Mascarenhas (2007) vai questionar os canais de participação da sociedade civil na gestão da cidade e o volume total de investimentos públicos inseridos na organização dos megaeventos esportivos. A sociedade civil é alijada, pelo poder público municipal, de todo o processo decisório, a despeito de suas reivindicações constantes de participação, no caso mais específico dos Jogos Pan-Americanos de 2007, no Rio de Janeiro.

O autor vai retomar a desconstrução das diretrizes gerais dos Planos Diretores pelo poder público local, que através de concessões do legislativo municipal, superam entraves legais do aparato burocrático-institucional e dos marcos jurídicos que regulam a gestão da cidade. “Ao que parece, estamos diante de um processo que se insere no emergente modelo neoliberal de gestão empresarial da cidade, através da conhecida estratégia de formação de ‘instâncias decisórias fugazes e excepcionais’” (MASCARENHAS, p. 2, 2007).
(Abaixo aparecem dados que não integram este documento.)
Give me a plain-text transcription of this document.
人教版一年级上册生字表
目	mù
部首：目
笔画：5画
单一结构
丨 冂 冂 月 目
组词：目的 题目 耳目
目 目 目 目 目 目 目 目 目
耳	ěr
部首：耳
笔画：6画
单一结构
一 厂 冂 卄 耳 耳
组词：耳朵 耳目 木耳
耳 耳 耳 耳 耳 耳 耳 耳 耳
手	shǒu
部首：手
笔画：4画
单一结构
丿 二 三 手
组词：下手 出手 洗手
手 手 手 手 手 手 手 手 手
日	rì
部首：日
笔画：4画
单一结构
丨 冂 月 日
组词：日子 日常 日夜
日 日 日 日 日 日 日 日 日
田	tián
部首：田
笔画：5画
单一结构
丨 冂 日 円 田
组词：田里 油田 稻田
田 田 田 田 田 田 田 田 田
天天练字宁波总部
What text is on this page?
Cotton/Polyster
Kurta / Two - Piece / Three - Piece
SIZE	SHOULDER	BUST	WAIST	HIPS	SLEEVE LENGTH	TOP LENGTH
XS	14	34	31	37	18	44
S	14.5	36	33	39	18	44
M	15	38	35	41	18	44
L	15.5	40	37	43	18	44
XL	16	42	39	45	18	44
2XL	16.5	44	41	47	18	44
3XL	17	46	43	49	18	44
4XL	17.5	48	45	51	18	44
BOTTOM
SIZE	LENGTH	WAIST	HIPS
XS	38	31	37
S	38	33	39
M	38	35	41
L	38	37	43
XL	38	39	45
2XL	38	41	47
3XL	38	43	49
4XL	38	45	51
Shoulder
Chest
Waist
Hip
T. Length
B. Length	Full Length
A produtividade e a competitividade orientam os principais parâmetros da questão urbana, não mais concebida enquanto desafio ao enfrentamento da injustiça social. No contexto da crise fiscal e da destruição das políticas de redistribuição de renda e de investimento em políticas sociais, a redução do poder e recursos governamentais e a instabilidade dos territórios aumenta a competitividade dos lugares pela atração de investimentos privados. Essa disputa é denominada por muitos autores de “guerra dos lugares”, mas segundo Mascarenhas (2007), é uma metáfora, pois a disputa é entre as classes dirigentes que, em favor de seus interesses particulares, competem pelos recursos públicos.

As candidaturas para sediar eventos são estabelecidas pelos governantes sem a participação da população nessa decisão, assim como os demais desdobramentos a partir da organização dos mesmos, seja alterações da Carta Magna (Leis Infraconstitucionais para a realização dos eventos), alteração do planejamento urbano, execução de obras, desapropriações, consórcios com a iniciativa privada, investimento na infraestrutura de estádios, sistema viário, sistema aéreo, hotelaria, construção civil, remoções da população

local, favorecimento do capital imobiliário em detrimento da população urbana sem recursos para prover sua moradia.